University of Richmond’s Heilman Dining Center Photo courtesy University of Richmond
Mystery meat, overcooked cabbage filling the dining hall with its sulfurous smell, inedible scrambled eggs and sausage patties sitting in a pool of grease — these are things of the past. Today's college students are treated to sushi, pizza baked in a brick oven, and global cuisine from Italy to India and beyond.
As schools compete to attract students, the stakes have become higher. "All across higher education, quite frankly," says Virginia Tech spokesman Mark Owczarski, "students and their parents expect more."
Coming in at No. 4 in the best food category in the Princeton Review's ranking of U.S. colleges, Virginia Tech has proven that it has the chops to impress. "[It's] our commitment to excellence," says Ted Faulkner, director of dining services. "We try to stay authentic and true. … We don't take shortcuts; we make it all from scratch."

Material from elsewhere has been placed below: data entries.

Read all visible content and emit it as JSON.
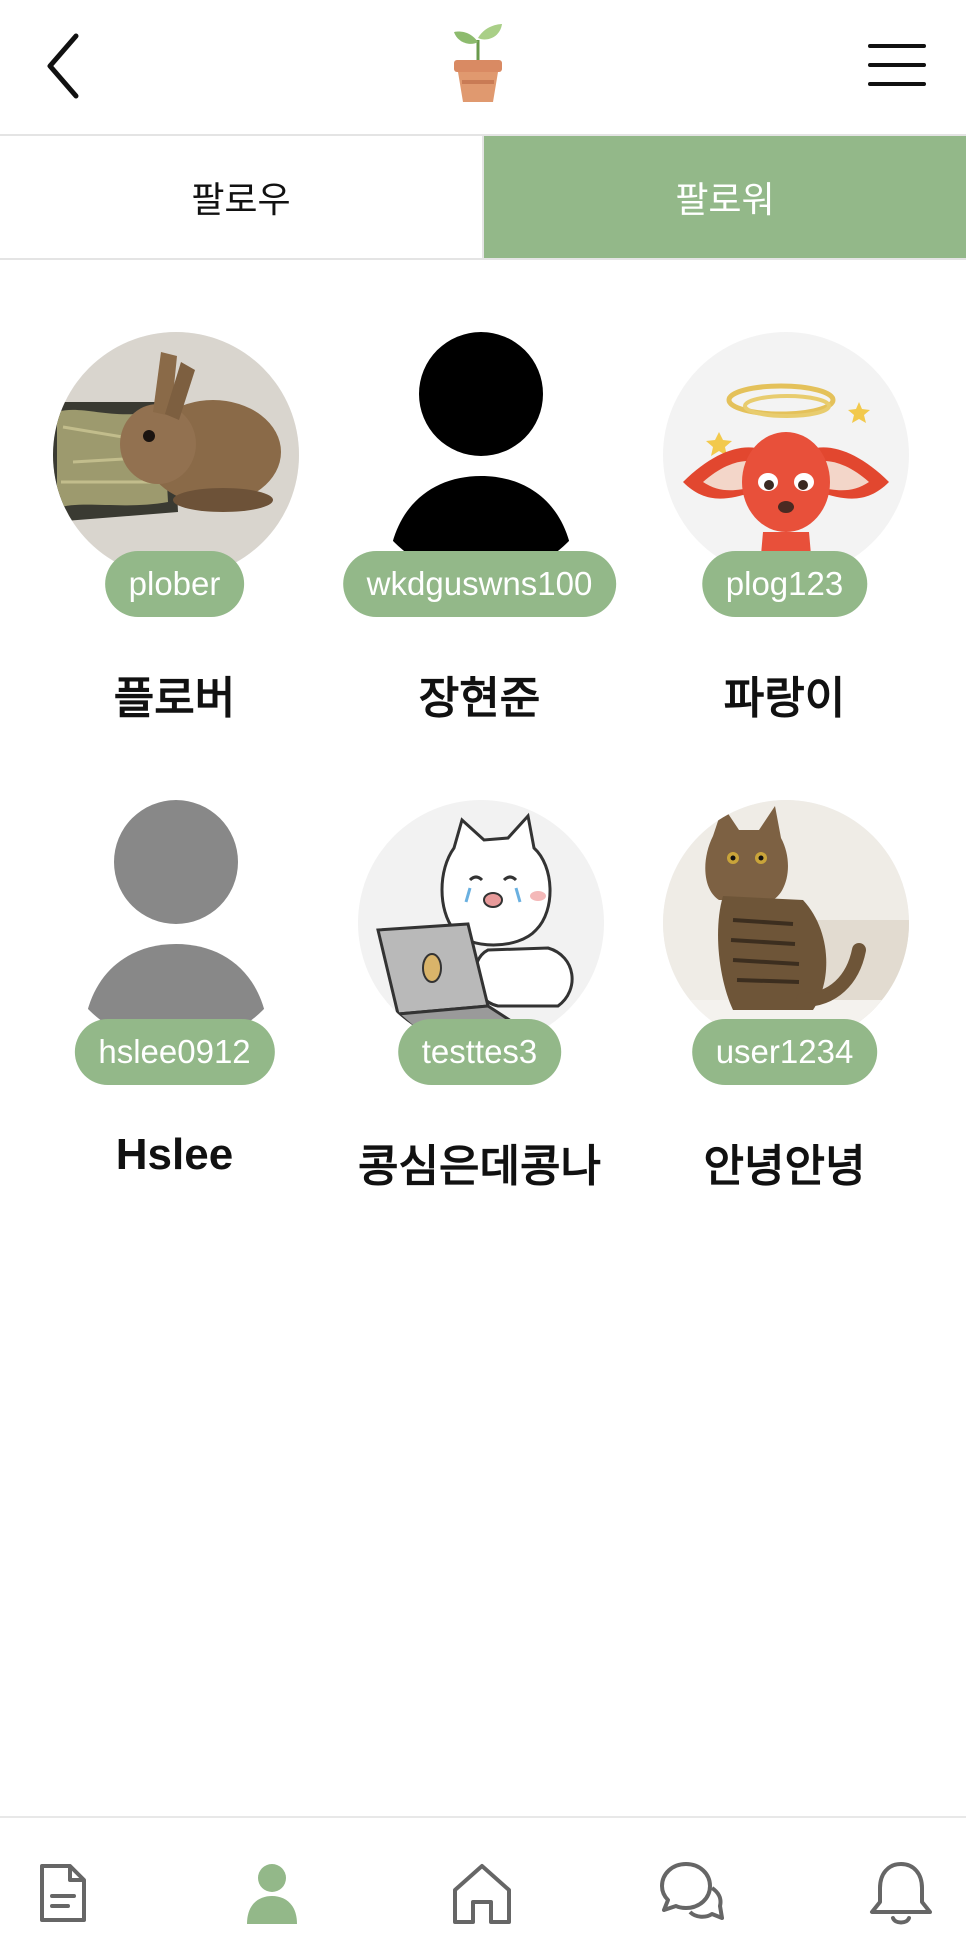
{
  "header": {
    "back_icon": "chevron-left-icon",
    "logo_icon": "sprout-pot-icon",
    "menu_icon": "hamburger-menu-icon"
  },
  "tabs": [
    {
      "label": "팔로우",
      "active": false
    },
    {
      "label": "팔로워",
      "active": true
    }
  ],
  "followers": [
    {
      "id": "plober",
      "name": "플로버",
      "avatar": "rabbit-photo"
    },
    {
      "id": "wkdguswns100",
      "name": "장현준",
      "avatar": "default-person-black"
    },
    {
      "id": "plog123",
      "name": "파랑이",
      "avatar": "cartoon-fox-dizzy"
    },
    {
      "id": "hslee0912",
      "name": "Hslee",
      "avatar": "default-person-gray"
    },
    {
      "id": "testtes3",
      "name": "콩심은데콩나",
      "avatar": "cartoon-cat-laptop"
    },
    {
      "id": "user1234",
      "name": "안녕안녕",
      "avatar": "tabby-cat-photo"
    }
  ],
  "colors": {
    "accent": "#93b889",
    "text": "#111111",
    "divider": "#e4e4e4"
  },
  "bottom_nav": [
    {
      "icon": "document-icon",
      "active": false
    },
    {
      "icon": "person-icon",
      "active": true
    },
    {
      "icon": "home-icon",
      "active": false
    },
    {
      "icon": "chat-icon",
      "active": false
    },
    {
      "icon": "bell-icon",
      "active": false
    }
  ]
}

And they grow most of it on school grounds. Their 2.2-acre garden, overseen by the College of Agriculture and Life Sciences, yielded more than 40,000 pounds of produce last year. They also purchase pork and beef raised on site by the Animal and Poultry Sciences department, as well as milk from the Dairy Science department.
More than 11,000 students living off campus choose to remain on the meal plan. That means along with the 9,000-plus students who live on campus, participation in the meal plan is more than 100 percent at Tech.
The University of Richmond also consistently wins awards for its food. This year, UR won the National Association of College & University Food Services' Loyal E. Horton Dining Award in silver for catering and retail sales, as well as two honorable mentions for dining concepts, among others. (Virginia Tech also won two Loyal E. Horton Dining Awards.) "There isn't a ‘cafeteria' to be found on the campus," says Cynthia Stearns, UR's assistant director in charge of marketing. Students can choose lettuce wraps, bánh mi, carved rotisserie chicken, cooked-to-order pasta, Mongolian grill items and (for those who want it) cereal all day long. "We have our own brands. …Our goal is to serve a certain quality, and we can't have that if we depend on a national brand," she says.
"[Students] have grown up in a culture … where it's not unusual to go out to eat — a lot," Stearns says. "Kids are used to eating differently, and plus, they're used to having access to a lot of choices."
Nor are the allergy-afflicted forgotten. Both schools offer gluten-free and nut-free options. Vegetarians and vegans aren't left out either.
As tuition and fees soar, parents and students expect a return on their investment. However, the amenities themselves raise costs as schools are forced to regard students as customers. "It's a balancing act," Owczarski says. "If you improve the quality [of life], you're going to have … more people wanting to live in your residence halls." And that might just be the tipping point between choosing one school over another.